だが、2006年の「M-1」は、まさかの2回戦で敗退。「これで売れる!」と確信するぐらい自信があった“ズレ漫才”が、ノリで出ている素人と同じ2回戦止まり…。若林は再び八方ふさがりの暗闇へ堕ちてしまった。
そんな若林に対して春日は言った。「“春日”は、こーゆー時ヘコんだ方がいいんですか? アタシとしては平気なんですが、“春日”は、どーなんですかね?」。「平気」…悔しいとさえ思わないのだろうか…。若林はまた、1人で辛さを抱えなければならなかった。「ホントどうしたらいいかわかんない」――そう言った若林の声は、本当に策が尽きて絶望した人間の声だった。そして、春日を見ずに「ヘコみもしねぇし、ヘコんだフリもしねぇのが、“春日”だよ」と吐き捨てて、春日の部屋を後にした。

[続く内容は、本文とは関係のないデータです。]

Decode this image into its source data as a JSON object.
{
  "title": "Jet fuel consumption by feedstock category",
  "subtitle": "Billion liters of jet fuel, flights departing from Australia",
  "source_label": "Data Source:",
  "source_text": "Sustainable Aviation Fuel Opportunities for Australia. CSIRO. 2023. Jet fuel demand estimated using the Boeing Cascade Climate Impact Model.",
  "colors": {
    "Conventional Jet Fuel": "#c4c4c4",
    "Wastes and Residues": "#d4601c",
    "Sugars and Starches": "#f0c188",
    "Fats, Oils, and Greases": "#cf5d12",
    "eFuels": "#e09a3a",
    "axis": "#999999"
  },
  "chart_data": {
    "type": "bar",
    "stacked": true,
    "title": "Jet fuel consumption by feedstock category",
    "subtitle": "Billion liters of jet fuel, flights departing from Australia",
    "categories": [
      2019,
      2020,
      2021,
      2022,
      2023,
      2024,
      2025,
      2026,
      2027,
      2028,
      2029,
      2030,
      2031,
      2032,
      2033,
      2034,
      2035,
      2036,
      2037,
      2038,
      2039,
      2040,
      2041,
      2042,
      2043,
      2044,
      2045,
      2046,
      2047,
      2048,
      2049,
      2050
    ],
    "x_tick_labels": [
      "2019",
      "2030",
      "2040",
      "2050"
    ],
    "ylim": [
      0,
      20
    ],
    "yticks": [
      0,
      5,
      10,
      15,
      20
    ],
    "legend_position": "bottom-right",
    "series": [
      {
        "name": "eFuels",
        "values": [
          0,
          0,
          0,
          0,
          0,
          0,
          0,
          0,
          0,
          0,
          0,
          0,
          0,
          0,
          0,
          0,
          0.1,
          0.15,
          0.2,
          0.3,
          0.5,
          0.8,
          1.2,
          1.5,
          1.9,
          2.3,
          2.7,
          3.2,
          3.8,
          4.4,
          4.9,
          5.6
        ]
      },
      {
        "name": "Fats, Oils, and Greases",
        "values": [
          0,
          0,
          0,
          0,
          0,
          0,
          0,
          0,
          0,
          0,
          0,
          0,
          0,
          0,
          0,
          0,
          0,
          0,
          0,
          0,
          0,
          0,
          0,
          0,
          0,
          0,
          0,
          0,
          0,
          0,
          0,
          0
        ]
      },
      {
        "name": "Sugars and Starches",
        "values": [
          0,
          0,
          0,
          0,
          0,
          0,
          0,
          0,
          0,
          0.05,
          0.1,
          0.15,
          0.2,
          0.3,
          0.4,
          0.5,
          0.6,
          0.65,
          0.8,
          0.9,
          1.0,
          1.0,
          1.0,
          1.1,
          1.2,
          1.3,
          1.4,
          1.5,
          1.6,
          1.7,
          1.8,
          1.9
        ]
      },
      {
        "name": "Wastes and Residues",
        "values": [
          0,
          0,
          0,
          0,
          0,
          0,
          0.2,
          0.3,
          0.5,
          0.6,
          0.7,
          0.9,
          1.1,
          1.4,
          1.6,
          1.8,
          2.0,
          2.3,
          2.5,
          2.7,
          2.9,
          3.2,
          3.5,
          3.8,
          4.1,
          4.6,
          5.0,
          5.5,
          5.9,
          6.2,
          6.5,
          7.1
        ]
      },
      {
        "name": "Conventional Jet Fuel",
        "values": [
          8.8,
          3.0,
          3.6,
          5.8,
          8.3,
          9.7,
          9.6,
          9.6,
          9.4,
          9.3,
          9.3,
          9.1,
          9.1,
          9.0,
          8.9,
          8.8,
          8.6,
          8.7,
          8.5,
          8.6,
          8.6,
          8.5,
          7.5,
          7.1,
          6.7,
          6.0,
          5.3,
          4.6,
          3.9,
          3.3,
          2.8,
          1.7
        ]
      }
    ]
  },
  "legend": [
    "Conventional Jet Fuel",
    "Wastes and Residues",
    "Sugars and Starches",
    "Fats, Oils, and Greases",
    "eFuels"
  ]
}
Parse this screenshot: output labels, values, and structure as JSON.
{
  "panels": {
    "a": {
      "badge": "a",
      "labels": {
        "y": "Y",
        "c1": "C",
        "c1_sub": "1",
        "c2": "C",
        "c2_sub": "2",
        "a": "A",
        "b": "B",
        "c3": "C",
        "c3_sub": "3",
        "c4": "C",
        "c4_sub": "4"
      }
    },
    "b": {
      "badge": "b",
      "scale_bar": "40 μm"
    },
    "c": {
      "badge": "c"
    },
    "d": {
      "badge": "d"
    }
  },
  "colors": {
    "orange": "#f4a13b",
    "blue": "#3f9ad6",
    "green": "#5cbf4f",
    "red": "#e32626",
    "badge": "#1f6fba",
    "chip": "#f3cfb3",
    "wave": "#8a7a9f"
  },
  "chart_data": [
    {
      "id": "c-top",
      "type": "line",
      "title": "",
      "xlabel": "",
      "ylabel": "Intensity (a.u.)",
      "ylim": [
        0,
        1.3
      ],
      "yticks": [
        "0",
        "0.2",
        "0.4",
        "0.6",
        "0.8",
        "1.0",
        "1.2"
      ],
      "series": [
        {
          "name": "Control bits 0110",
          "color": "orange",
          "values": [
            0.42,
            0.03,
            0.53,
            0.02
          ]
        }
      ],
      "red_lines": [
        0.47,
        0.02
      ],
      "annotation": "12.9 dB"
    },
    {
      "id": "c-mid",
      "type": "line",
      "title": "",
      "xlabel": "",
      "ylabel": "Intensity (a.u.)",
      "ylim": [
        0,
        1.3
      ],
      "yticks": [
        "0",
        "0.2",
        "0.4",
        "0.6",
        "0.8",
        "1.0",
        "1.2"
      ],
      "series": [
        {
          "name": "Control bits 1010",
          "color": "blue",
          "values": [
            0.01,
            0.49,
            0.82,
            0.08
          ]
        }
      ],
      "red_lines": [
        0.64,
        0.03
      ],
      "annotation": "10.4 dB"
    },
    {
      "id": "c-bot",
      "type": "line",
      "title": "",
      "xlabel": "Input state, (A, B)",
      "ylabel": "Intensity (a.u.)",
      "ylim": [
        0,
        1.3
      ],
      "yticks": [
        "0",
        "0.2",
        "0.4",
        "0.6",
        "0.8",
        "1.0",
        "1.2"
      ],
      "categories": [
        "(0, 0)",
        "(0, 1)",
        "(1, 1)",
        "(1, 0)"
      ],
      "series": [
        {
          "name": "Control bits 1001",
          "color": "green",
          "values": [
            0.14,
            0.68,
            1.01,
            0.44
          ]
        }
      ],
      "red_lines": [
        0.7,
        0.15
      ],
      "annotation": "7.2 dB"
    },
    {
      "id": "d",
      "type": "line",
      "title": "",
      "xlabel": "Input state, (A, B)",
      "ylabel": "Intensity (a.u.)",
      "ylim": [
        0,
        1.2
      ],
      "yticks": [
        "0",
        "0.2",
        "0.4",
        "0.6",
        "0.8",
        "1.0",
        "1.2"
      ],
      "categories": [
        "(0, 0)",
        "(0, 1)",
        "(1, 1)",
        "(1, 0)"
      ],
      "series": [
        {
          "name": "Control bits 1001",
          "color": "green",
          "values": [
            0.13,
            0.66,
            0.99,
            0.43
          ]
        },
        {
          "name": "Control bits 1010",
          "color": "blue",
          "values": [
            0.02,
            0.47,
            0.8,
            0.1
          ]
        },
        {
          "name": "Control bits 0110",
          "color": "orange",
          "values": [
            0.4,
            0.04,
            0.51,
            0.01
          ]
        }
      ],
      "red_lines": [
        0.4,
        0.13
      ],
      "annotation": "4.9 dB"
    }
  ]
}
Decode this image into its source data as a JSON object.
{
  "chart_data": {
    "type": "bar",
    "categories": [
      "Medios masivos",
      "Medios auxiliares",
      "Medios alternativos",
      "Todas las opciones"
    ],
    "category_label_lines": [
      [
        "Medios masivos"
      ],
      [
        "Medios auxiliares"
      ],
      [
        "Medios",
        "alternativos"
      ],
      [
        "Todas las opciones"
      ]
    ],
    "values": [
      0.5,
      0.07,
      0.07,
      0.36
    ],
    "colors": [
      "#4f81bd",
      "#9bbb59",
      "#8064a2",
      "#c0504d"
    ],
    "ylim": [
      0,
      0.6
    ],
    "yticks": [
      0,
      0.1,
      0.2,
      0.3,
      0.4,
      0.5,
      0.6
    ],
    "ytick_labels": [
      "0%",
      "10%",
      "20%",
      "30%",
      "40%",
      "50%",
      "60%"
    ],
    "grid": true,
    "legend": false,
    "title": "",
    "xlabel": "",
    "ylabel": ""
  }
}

その帰りに会ったガールフレンドの智子(中田青渚)が、いつものように「面白いです!」と言ってくれたのに、気を遣わせていると思った若林は、強い口調で「やめてよ!」と当たってしまった。そして帰宅後も、彼を慰めようと祖母がくれたエクレアを、いろんな感情が処理しきれず爆発しそうだった若林は、窓に思いっきり投げつけた。でもそれは、おばあちゃんの“優しさ”を投げつけたのと同じだ。若林は、床に落ちたエクレアの残骸を泣きながら食べた。